KAC20232 ぬいぐるみ

@wizard-T

ぬいぐるみ

「わたしは、とっても、わるいこです」


 わたしは、そういうしかなかった。


 かずみちゃんとかずみちゃんのママが、こんなになっちゃうなんて。


 わたしは、なんにもしらなかった。

 ママも、あたまをさげてる。


 ああ、ぜんぶ、わたしのせい。







 このまえ、わたしはかずみちゃんのいえにママといっしょにあそびにきた。


 そこにあった、ちっちゃなぬいぐるみ。くまさんににてるけど、ちょっとひょろひょろしててそれはそれでいいかなってかんじのぬいぐるみ。

「これは私のおばあちゃんが私に持たせてくれたんです、私が嫁入りする時に」

 かずみちゃんのママはそういってたけど、わたしにはいみはわかんなかった。


 とにかく、そのぬいぐるみがほしかった。だから

「ねえかずみちゃん、それちょうだい」 

「ダメ」

 といったらかずみちゃんのママはことわった。すごくあっさりとことわった。でもわたしはほしかった。

「まあちょっとだけなら」

「ダメです!」

 ママもいったけど、かずみちゃんのママはよけいにおこっちゃった。ものすごく、こわいかおをして。

「このぬいぐるみは昔、私の祖母がどうしても大食いがやめられなくて食べ物を食べ尽くしちゃって、それで」

「やだー!ちょうだいちょうだいちょうだい!」

 それでそんなこわいかおでなんとかいわれたもんだから、わたしはこわくてなきたくなり、さらによけいにぬいぐるみがほしくなった。

 きがつくとわたしはかずみちゃんのママをたたきまくり、そしてけちとかだいっきらいってなんじゅっかいもいった。 

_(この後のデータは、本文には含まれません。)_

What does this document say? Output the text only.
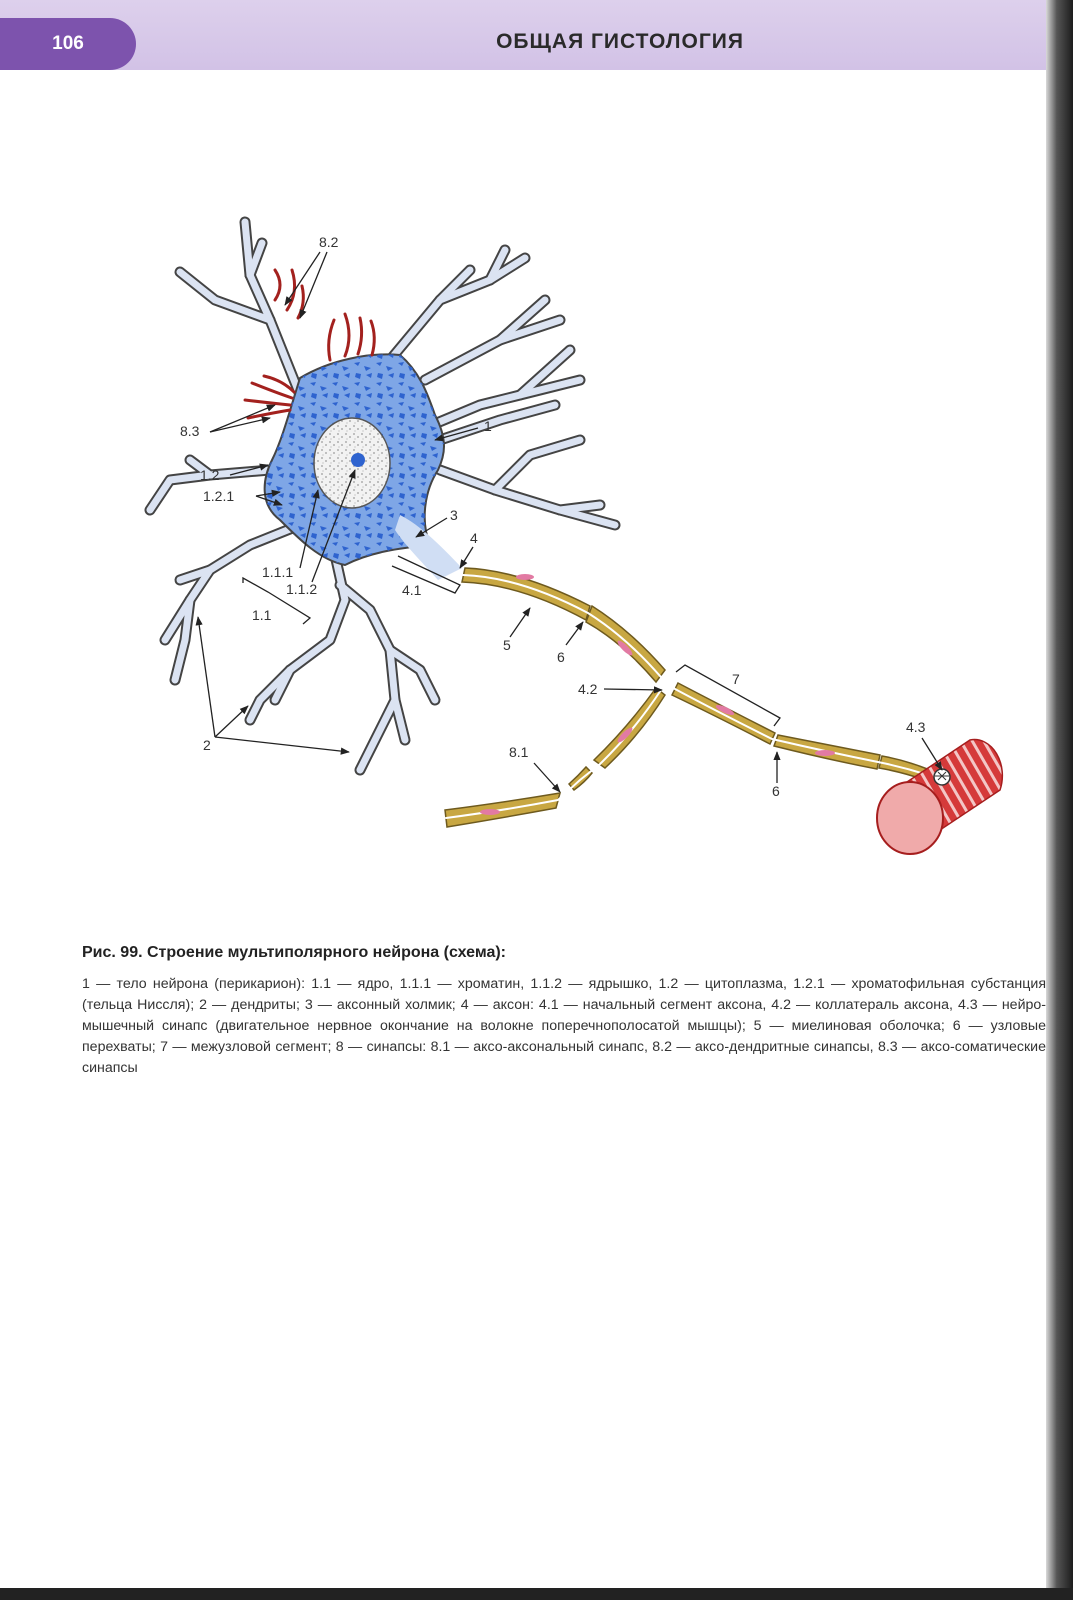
106	ОБЩАЯ ГИСТОЛОГИЯ
8.2
8.3	1
1.2
1.2.1
3
4
1.1.1
1.1.2	4.1
1.1
5
6
7
4.2
2	8.1
6
4.3
Рис. 99. Строение мультиполярного нейрона (схема):
1 — тело нейрона (перикарион): 1.1 — ядро, 1.1.1 — хроматин, 1.1.2 — ядрышко, 1.2 — цитоплазма, 1.2.1 — хроматофильная субстанция (тельца Ниссля); 2 — дендриты; 3 — аксонный холмик; 4 — аксон: 4.1 — начальный сегмент аксона, 4.2 — коллатераль аксона, 4.3 — нейро-мышечный синапс (двигательное нервное окончание на волокне поперечнополосатой мышцы); 5 — миелиновая оболочка; 6 — узловые перехваты; 7 — межузловой сегмент; 8 — синапсы: 8.1 — аксо-аксональный синапс, 8.2 — аксо-дендритные синапсы, 8.3 — аксо-соматические синапсы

 けっきょくどうしてもってことでそっくりなぬいぐるみをママにつくってもらったけど、ちっともすきになれない。

 わたしはどうしても、あのぬいぐるみがほしかった。


 だからおととい、かずみちゃんのいえにいったとき、こっそりもってかえっちゃったんだ。ママにも、パパにもないしょで。

 ずっと、ぬいぐるみさんとあそんでた。

 こんなにたのしいことはないってぐらい、ふかふかしてて、それなのにすごくおなかがたぷたぷしてて。

 ほんとう、すごーくしあわせ。

 でもみつかるとおこられるから、ひそかにしまって、もふもふ、もふもふ。

 ほんとうに、しあわせ。

 



 そしてきょう、であったかずみちゃんとかずみちゃんのママは、ものすごくふとってた。


 たべても、たべても、まんぷくになれないんだって。


「私の祖母の、過剰な食欲を鎮めるために……」

「え?」

「要するにものすごく食べ過ぎちゃうって事!ってまさか!」


 そしてママは、あのぬいぐるみのいみをおしえてくれた。


 あのぬいぐるみには、なんでもたべたいってきもちをおさえるちからがあるんだって。

 そんなこと、わたし、なんにもしらなかった。


 わたしは、とっても、わるいこ。


 だから、ごめんなさいってあやまった。


「本当申し訳ありません……今すぐ返します……」

「ごめんなさい、すごく、かわいくって……わたしは、とっても、わるいこです」




 ああ、おなかがすいた……ふつかかん、なんにも、たべてない、から……。


 でも、わたしはわるいこだから、しょうがないよね……。